The exhibition is enormous, engaging and sometimes upsetting. By focusing not just on outlier artists, but on three key moments when the boundaries between the outliers and the vanguard of the established art world became porous, the show documents influence and borrowings and ultimately the collapse of most distinctions between the schooled and the unschooled, the ironic and the naive, the conceptual and the obsessive. It includes some 250 works and makes the most extensive use yet of the concourse-level visiting exhibition galleries that were a major feature of the recent East Building renovation.
The three key moments begin with an almost two-decade period after the First World War when Americans began looking to folk art and early American artists for the creation of a new American nationalist art practice. With Depression-era programs that supported independent and folk artists, and a focus on “modern primitives” at the Museum of Modern Art in 1938, “insider” artists had access to a range of naive, direct and evocative forms of expression flourishing in places far from New York, and without pretense to being “high” art.
The second chapter, roughly coinciding with the civil rights movements of the 1960s and ’70s, is devoted to outsider artists who directly challenged the centrality and gate-keeping function of the institutional art world. Artists of color, gay and lesbian artists and artists working in rural and isolated parts of the country emerged to speak on their own terms. The work of outsiders wasn’t just a cornucopia of inspiration for mainstream painters and sculptors; it asserted the presence of new voices and new subjects and new techniques that had been traditionally excluded from the art world.
Finally, with a chapter beginning around 1998 and continuing into this decade, the lines seem to dissolve entirely. Eliminating hierarchies and the last vestiges of condescension from the relationship, the art world began to think of itself as flat, broad, and open, as if everyone was an outlier. In part, this was spurred by the internationalization of the art world, and an influx of artists from countries and cultures that were never part of the Western tradition.
But ultimately, it was the market that did most of the leveling. And so the world of outlier artists now has celebrities and art stars and a core canon of iconic works waiting for eager viewers to Instagram.

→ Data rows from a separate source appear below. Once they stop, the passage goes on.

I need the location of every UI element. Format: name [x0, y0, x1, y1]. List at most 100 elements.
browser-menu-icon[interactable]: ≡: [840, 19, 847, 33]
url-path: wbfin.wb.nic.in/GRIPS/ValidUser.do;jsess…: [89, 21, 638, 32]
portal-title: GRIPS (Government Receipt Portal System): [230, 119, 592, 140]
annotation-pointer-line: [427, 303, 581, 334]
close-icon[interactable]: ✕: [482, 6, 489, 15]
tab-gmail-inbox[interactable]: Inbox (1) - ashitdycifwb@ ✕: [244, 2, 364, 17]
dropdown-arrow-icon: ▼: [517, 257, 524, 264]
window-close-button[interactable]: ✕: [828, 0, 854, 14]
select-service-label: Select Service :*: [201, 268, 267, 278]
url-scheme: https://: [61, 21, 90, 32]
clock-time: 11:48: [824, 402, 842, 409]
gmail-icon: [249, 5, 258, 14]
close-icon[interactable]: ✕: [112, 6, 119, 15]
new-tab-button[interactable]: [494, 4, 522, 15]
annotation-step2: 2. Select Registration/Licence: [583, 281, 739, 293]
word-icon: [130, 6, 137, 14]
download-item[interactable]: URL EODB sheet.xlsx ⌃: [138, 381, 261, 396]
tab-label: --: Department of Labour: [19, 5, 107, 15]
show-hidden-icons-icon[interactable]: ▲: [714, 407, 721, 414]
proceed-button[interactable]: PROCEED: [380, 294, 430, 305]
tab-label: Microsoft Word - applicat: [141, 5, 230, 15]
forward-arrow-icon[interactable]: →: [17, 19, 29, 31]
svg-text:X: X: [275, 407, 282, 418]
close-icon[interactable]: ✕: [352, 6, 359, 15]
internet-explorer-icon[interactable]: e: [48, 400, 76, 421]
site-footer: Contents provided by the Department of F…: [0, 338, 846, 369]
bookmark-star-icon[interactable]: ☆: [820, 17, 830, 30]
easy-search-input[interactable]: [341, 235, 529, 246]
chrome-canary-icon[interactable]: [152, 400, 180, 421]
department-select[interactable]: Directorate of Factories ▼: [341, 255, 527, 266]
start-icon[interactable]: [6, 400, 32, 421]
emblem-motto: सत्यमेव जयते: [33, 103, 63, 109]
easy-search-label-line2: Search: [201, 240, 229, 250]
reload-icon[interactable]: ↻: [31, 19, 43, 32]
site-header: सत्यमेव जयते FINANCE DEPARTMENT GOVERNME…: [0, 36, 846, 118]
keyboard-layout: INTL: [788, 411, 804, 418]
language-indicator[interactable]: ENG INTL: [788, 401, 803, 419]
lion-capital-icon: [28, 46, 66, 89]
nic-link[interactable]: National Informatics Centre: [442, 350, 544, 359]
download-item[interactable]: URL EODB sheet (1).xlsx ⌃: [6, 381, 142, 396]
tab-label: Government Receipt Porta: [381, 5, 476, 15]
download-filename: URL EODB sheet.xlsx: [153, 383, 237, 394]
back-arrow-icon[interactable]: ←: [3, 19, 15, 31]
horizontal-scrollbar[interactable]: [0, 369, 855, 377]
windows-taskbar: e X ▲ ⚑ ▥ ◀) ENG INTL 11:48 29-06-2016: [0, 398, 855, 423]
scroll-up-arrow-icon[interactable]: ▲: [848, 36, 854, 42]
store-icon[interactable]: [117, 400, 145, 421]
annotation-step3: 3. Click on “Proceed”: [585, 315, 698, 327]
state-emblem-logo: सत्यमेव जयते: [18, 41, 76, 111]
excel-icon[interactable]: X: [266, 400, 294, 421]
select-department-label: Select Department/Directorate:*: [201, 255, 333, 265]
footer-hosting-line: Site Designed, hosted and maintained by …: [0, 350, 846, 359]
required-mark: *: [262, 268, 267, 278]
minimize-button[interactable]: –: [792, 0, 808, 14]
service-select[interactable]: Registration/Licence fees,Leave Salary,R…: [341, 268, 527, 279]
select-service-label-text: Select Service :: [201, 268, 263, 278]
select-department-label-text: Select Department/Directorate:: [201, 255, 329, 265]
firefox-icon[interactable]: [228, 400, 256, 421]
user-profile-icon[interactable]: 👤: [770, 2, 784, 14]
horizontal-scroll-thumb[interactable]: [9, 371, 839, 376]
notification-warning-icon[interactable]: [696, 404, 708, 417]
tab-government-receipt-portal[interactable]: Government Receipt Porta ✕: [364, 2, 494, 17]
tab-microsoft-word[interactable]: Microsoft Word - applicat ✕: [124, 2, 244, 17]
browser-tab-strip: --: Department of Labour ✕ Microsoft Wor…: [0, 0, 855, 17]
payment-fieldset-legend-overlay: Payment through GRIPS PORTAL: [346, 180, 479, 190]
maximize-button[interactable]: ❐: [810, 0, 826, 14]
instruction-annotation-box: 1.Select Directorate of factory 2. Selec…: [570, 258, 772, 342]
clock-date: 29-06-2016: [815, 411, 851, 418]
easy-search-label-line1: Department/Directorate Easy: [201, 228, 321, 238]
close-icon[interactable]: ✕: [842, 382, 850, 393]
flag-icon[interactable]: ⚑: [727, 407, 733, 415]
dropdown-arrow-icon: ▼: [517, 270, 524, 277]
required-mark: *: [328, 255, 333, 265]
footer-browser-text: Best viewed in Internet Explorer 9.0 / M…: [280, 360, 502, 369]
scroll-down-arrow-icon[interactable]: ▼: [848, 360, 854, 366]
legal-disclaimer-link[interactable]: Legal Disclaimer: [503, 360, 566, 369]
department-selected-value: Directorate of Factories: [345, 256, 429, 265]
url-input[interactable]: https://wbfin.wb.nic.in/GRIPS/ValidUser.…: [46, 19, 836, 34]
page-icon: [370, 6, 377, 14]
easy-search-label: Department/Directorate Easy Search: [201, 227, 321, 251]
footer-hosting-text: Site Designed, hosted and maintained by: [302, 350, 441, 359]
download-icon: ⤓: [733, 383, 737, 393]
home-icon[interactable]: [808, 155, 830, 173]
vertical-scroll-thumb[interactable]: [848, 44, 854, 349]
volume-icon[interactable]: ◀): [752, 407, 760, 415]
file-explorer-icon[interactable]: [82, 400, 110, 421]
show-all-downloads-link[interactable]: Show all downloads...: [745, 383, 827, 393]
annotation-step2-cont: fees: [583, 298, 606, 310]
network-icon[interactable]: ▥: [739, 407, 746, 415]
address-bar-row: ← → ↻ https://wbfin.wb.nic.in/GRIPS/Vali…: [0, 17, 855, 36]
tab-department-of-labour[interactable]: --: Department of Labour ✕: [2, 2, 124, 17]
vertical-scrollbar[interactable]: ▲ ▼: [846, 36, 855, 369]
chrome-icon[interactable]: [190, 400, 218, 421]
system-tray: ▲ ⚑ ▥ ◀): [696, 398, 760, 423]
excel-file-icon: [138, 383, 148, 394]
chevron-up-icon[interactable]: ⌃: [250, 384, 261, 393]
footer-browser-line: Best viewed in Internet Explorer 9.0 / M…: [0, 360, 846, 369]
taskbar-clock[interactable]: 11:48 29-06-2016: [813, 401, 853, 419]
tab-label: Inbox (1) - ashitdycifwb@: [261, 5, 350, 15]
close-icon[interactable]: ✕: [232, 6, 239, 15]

Expect crowds near the scroll-like narrative paintings of Darger, the enigmatically spare works on paper of Bill Traylor, the squat, rough-hewed limestone carvings of William Edmondson and the intricately detailed maps of the psyche made by Ramírez. The easy headline summary of the exhibition for those who don’t want to dig any deeper is that these works have now, finally, been accepted into the inner sanctum of the elite art world.
But this show raises deeper questions, and some of them are unsettling. The exhibition charts the traffic in ideas between established artists, such as Marsden Hartley, Charles Sheeler and Cindy Sherman, and outsider figures.